Ideal Scale-Out NAS Design Principles
What if we had a clean design sheet for new modern modular scalable storage and in particular scale-out NAS storage? The following is a list of attributes that should be considered and adapted for a new modern scale-out storage architecture:
Flash-First Design: No other technology in the last 10 years has done more to challenge the paradigm of traditional storage designs than flash. When flash-based drives first came out, they were an expensive luxury and used sparingly. Now flash is ubiquitous, and any storage device that does not take advantage of its inherent advantages over spinning disk is going to be left behind. Flash enables many new storage attributes including enhanced metadata, removal of battery-backed cache, deduplication performance, and data-tiering that actually makes sense. For scale-out NAS, this means the design can now be centered on flexible software-defined services running on industry standard servers, removing expensive specialty hardware traditionally used to create high performance cache-coherent designs.
Data-Aware Enhanced Metadata: No longer is metadata limited to save precious persistent memory space or IOPS limited by spinning media. New storage devices should expand metadata approaches and give storage an extra boost of brains. Let’s eliminate dumb storage once and for all! For scale-out NAS this enables the device to become data-aware and provides a rich set of real-time analytics at scale. Time- and performance-consuming file system tree walks, metadata scans and file system lookups are eliminated as metadata aggregates are updated and stored in real-time. In addition, metadata will be flexible and extensible over time as new device capabilities are added.
Massive Scalability without Compromising Performance: Object storage vendors would say the reason you cannot use scale-out NAS for big data is because it does not scale. Until now, they were right. Traditional scale-out NAS becomes bogged down at hundreds of million files, which leans toward workloads of very large files and leaves high-performance NAS to NetApp and EMC. With flash-first design and enhanced metadata techniques, modern scale-out NAS should be able to scale to tens of billions of files (a more than 100x improvement) with uncompromised performance for both large and small files. While this scalability might not satisfy the largest of capacity requirements, it should cover the majority of big data use cases with tremendously higher performance and much better legacy application support.
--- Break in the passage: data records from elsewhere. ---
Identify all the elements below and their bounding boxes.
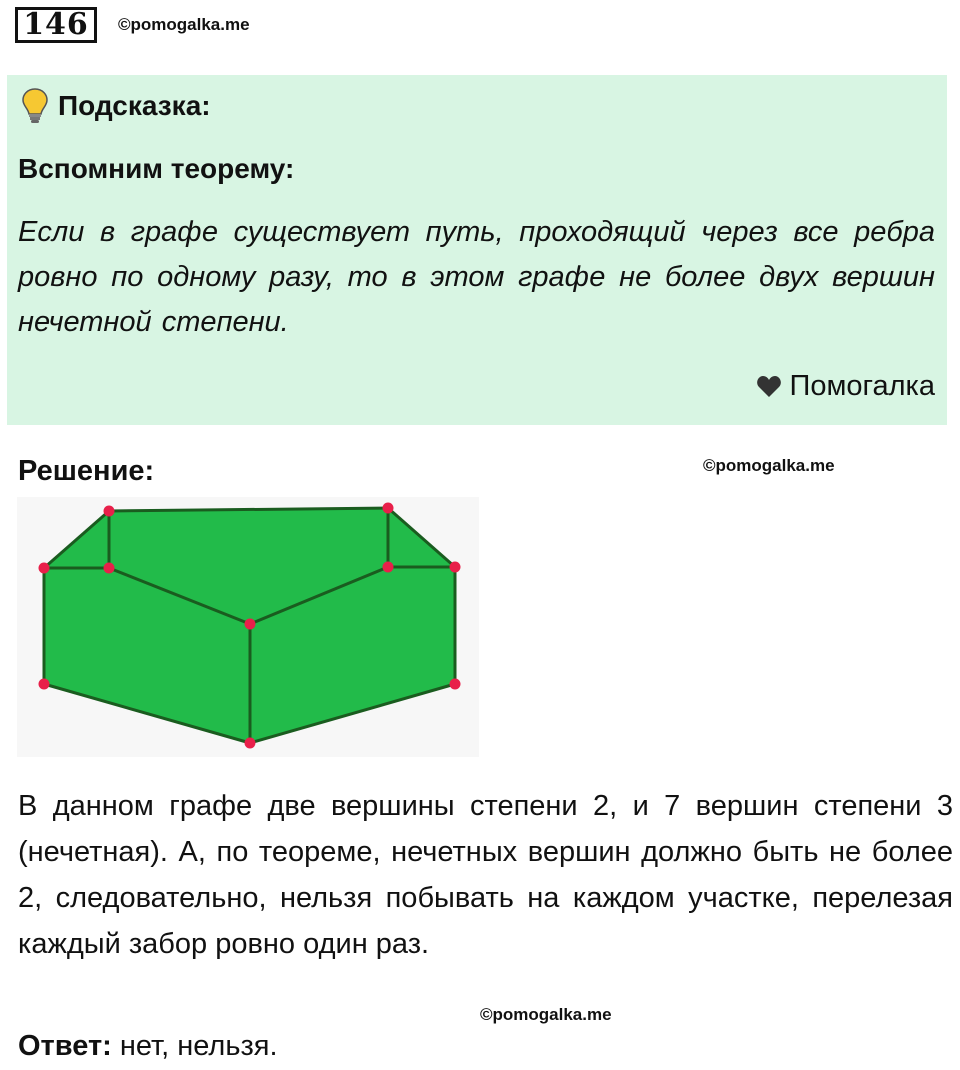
graph-vertex	[450, 679, 461, 690]
theorem-text: Если в графе существует путь, проходящий через все ребра ровно по одному разу, то в этом графе не более двух вершин нечетной степени.	[18, 216, 935, 338]
hint-title	[20, 87, 211, 125]
graph-vertex	[245, 738, 256, 749]
graph-vertex	[383, 562, 394, 573]
theorem-heading: Вспомним теорему:	[18, 153, 295, 184]
watermark: ©pomogalka.me	[703, 456, 835, 475]
answer	[18, 1030, 278, 1063]
graph-vertex	[383, 503, 394, 514]
graph-diagram	[17, 497, 479, 757]
answer-label: Ответ:	[18, 1030, 112, 1062]
graph-vertex	[245, 619, 256, 630]
watermark: ©pomogalka.me	[480, 1005, 612, 1024]
graph-vertex	[39, 563, 50, 574]
graph-vertex	[450, 562, 461, 573]
graph-vertex	[104, 563, 115, 574]
graph-vertex	[39, 679, 50, 690]
graph-vertex	[104, 506, 115, 517]
watermark: ©pomogalka.me	[118, 15, 250, 34]
signature-label: Помогалка	[789, 370, 935, 402]
answer-text: нет, нельзя.	[119, 1030, 278, 1062]
solution-text: В данном графе две вершины степени 2, и 7 вершин степени 3 (нечетная). А, по теореме, нечетных вершин должно быть не более 2, следовательно, нельзя побывать на каждом участке, перелезая каждый забор ровно один раз.	[18, 790, 953, 960]
signature	[756, 370, 935, 403]
solution-heading: Решение:	[18, 455, 155, 487]
lightbulb-icon	[20, 87, 50, 125]
hint-title-label: Подсказка:	[58, 90, 211, 121]
graph-figure	[17, 497, 479, 757]
task-number: 146	[15, 7, 97, 43]
heart-icon	[756, 375, 782, 399]
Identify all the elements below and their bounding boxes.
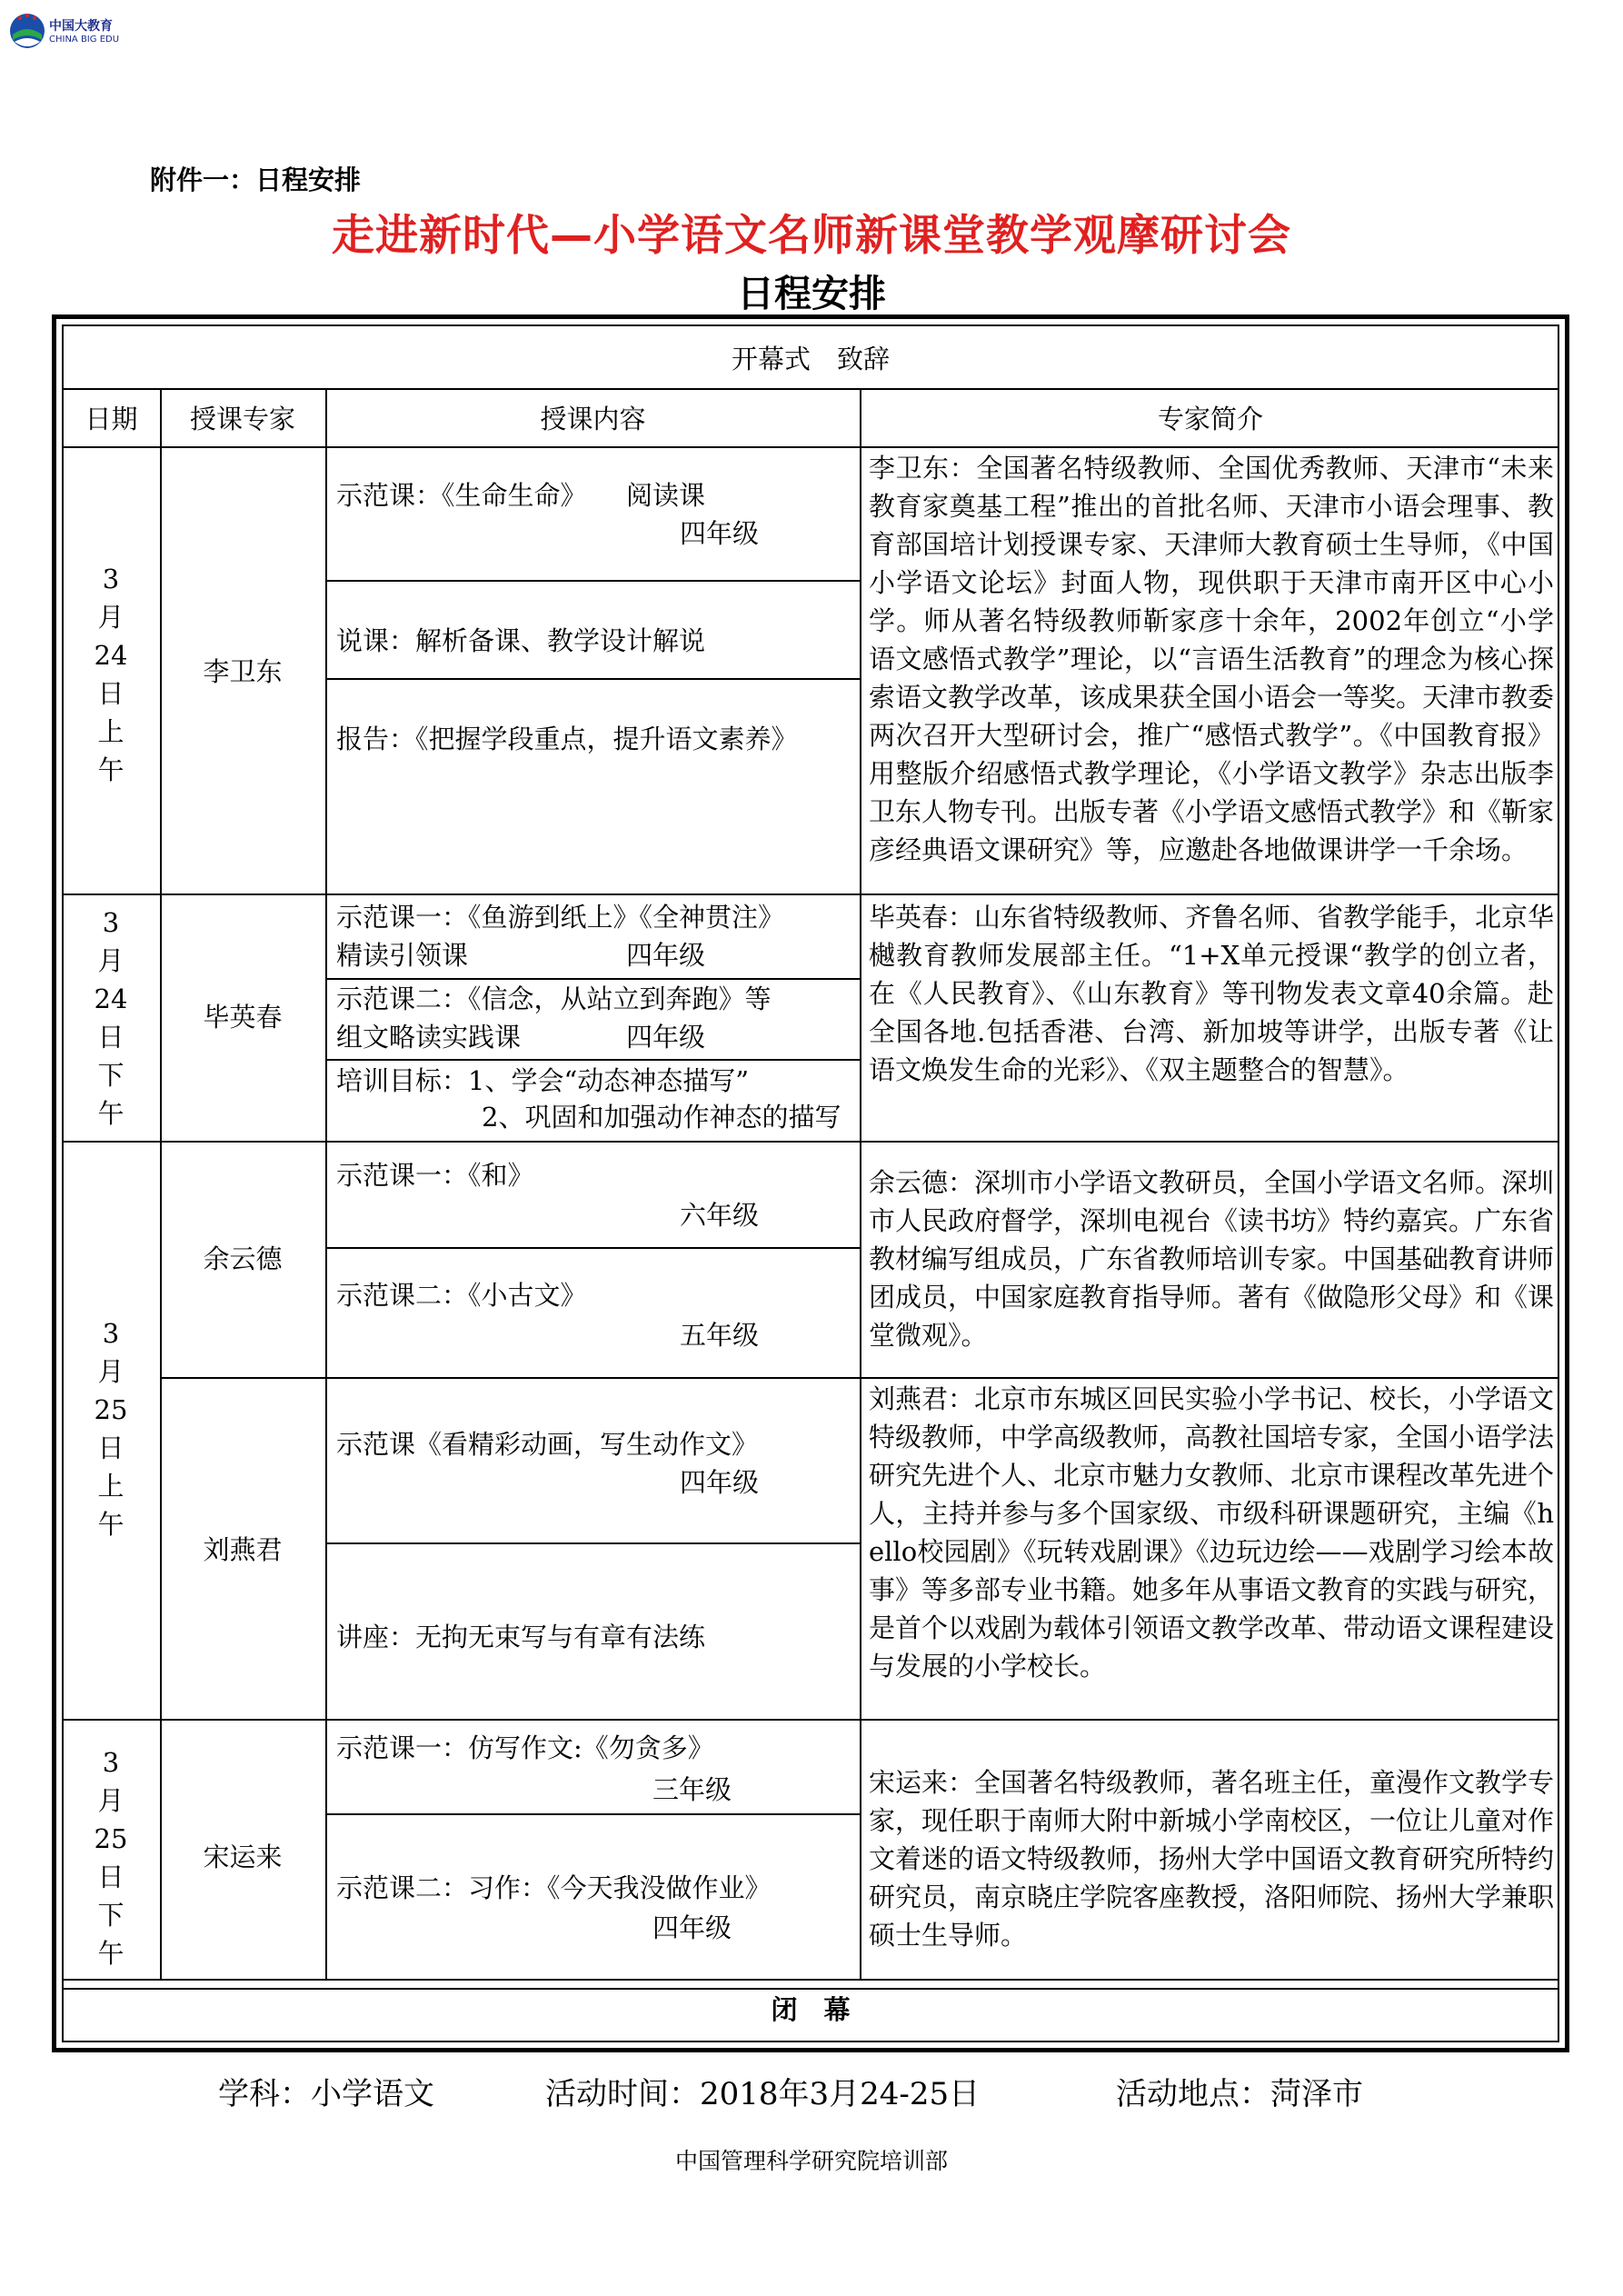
session-content-line: 示范课二：《信念，从站立到奔跑》等 — [336, 983, 772, 1014]
column-divider — [160, 388, 162, 1979]
session-expert: 余云德 — [203, 1243, 283, 1274]
divider — [160, 1377, 1559, 1379]
divider — [325, 1247, 860, 1249]
column-divider — [325, 388, 327, 1979]
expert-bio: 李卫东：全国著名特级教师、全国优秀教师、天津市“未来教育家奠基工程”推出的首批名师、天津市小语会理事、教育部国培计划授课专家、天津师大教育硕士生导师，《中国小学语文论坛》封面人物，现供职于天津市南开区中心小学。师从著名特级教师靳家彦十余年，2002年创立“小学语文感悟式教学”理论，以“言语生活教育”的理念为核心探索语文教学改革，该成果获全国小语会一等奖。天津市教委两次召开大型研讨会，推广“感悟式教学”。《中国教育报》用整版介绍感悟式教学理论，《小学语文教学》杂志出版李卫东人物专刊。出版专著《小学语文感悟式教学》和《靳家彦经典语文课研究》等，应邀赴各地做课讲学一千余场。 — [869, 453, 1555, 865]
session-content-line: 六年级 — [680, 1200, 760, 1231]
session-date: 3 月 24 日 上 午 — [94, 564, 128, 785]
opening-row: 开幕式 致辞 — [731, 344, 890, 374]
session-content-line: 四年级 — [680, 1467, 760, 1498]
session-content-line: 示范课一：仿写作文:《勿贪多》 — [336, 1732, 714, 1763]
session-content-line: 示范课《看精彩动画，写生动作文》 — [336, 1429, 759, 1460]
session-content-line: 培训目标：1、学会“动态神态描写” — [336, 1065, 750, 1096]
expert-bio: 毕英春：山东省特级教师、齐鲁名师、省教学能手，北京华樾教育教师发展部主任。“1+X单元授课“教学的创立者，在《人民教育》、《山东教育》等刊物发表文章40余篇。赴全国各地.包括香港、台湾、新加坡等讲学，出版专著《让语文焕发生命的光彩》、《双主题整合的智慧》。 — [869, 902, 1555, 1085]
session-content-line: 三年级 — [652, 1774, 732, 1805]
header-date: 日期 — [85, 404, 138, 434]
divider — [62, 1719, 1559, 1721]
divider — [325, 1542, 860, 1544]
session-content-line: 示范课一：《鱼游到纸上》《全神贯注》 — [336, 902, 785, 933]
footer-subject: 学科：小学语文 — [218, 2076, 434, 2112]
session-content-line: 讲座：无拘无束写与有章有法练 — [336, 1622, 706, 1652]
logo-mark-icon — [9, 11, 45, 53]
divider — [325, 1813, 860, 1815]
session-date: 3 月 25 日 下 午 — [94, 1747, 128, 1969]
page-subtitle: 日程安排 — [737, 272, 886, 315]
divider — [62, 893, 1559, 895]
session-expert: 刘燕君 — [203, 1534, 283, 1565]
expert-bio: 刘燕君：北京市东城区回民实验小学书记、校长，小学语文特级教师，中学高级教师，高教社国培专家，全国小语学法研究先进个人、北京市魅力女教师、北京市课程改革先进个人，主持并参与多个国家级、市级科研课题研究，主编《hello校园剧》《玩转戏剧课》《边玩边绘——戏剧学习绘本故事》等多部专业书籍。她多年从事语文教育的实践与研究，是首个以戏剧为载体引领语文教学改革、带动语文课程建设与发展的小学校长。 — [869, 1383, 1555, 1682]
session-content-line: 2、巩固和加强动作神态的描写 — [482, 1102, 841, 1133]
session-content-line: 五年级 — [680, 1320, 760, 1351]
session-content-line: 示范课二：《小古文》 — [336, 1280, 587, 1311]
session-content-line: 示范课一：《和》 — [336, 1160, 534, 1191]
attachment-label: 附件一：日程安排 — [150, 165, 362, 195]
footer-time: 活动时间：2018年3月24-25日 — [545, 2076, 981, 2112]
session-date: 3 月 25 日 上 午 — [94, 1318, 128, 1540]
session-content-line: 组文略读实践课 四年级 — [336, 1022, 706, 1053]
header-expert: 授课专家 — [189, 404, 295, 434]
closing-row: 闭 幕 — [771, 1994, 851, 2025]
logo-subtext: CHINA BIG EDU — [49, 35, 120, 45]
session-expert: 毕英春 — [203, 1002, 283, 1033]
session-expert: 宋运来 — [203, 1842, 283, 1872]
session-content-line: 示范课二：习作：《今天我没做作业》 — [336, 1872, 772, 1903]
organizer: 中国管理科学研究院培训部 — [674, 2148, 948, 2174]
session-content-line: 报告：《把握学段重点，提升语文素养》 — [336, 724, 798, 754]
session-content-line: 四年级 — [652, 1912, 732, 1943]
logo-text: 中国大教育 — [49, 19, 113, 34]
divider — [62, 388, 1559, 390]
divider — [62, 1988, 1559, 1990]
logo — [9, 11, 118, 56]
session-content-line: 四年级 — [680, 518, 760, 549]
header-content: 授课内容 — [540, 404, 646, 434]
footer-place: 活动地点：菏泽市 — [1116, 2076, 1363, 2112]
divider — [62, 1979, 1559, 1981]
column-divider — [860, 388, 861, 1979]
session-content-line: 说课：解析备课、教学设计解说 — [336, 625, 706, 656]
session-expert: 李卫东 — [203, 656, 283, 687]
divider — [62, 446, 1559, 448]
session-date: 3 月 24 日 下 午 — [94, 907, 128, 1129]
session-content-line: 示范课：《生命生命》 阅读课 — [336, 480, 706, 511]
header-bio: 专家简介 — [1157, 404, 1263, 434]
expert-bio: 余云德：深圳市小学语文教研员，全国小学语文名师。深圳市人民政府督学，深圳电视台《读书坊》特约嘉宾。广东省教材编写组成员，广东省教师培训专家。中国基础教育讲师团成员，中国家庭教育指导师。著有《做隐形父母》和《课堂微观》。 — [869, 1167, 1555, 1351]
divider — [325, 580, 860, 582]
page-title: 走进新时代—小学语文名师新课堂教学观摩研讨会 — [332, 211, 1291, 261]
divider — [62, 1141, 1559, 1143]
session-content-line: 精读引领课 四年级 — [336, 940, 706, 971]
divider — [325, 678, 860, 680]
divider — [325, 1059, 860, 1061]
expert-bio: 宋运来：全国著名特级教师，著名班主任，童漫作文教学专家，现任职于南师大附中新城小学南校区，一位让儿童对作文着迷的语文特级教师，扬州大学中国语文教育研究所特约研究员，南京晓庄学院客座教授，洛阳师院、扬州大学兼职硕士生导师。 — [869, 1767, 1555, 1951]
Software-Defined Design: Since flash-first design eliminates special hardware requirements, scale-out NAS software should be portable and run on commodity industry-standard servers. This allows the storage to be deployed on the latest hyper-scale architectures or even run in a virtual machine on a public cloud. This approach ensures that scale-out NAS can be deployed using the same hardware and economics as object storage, making the product extremely cost effective.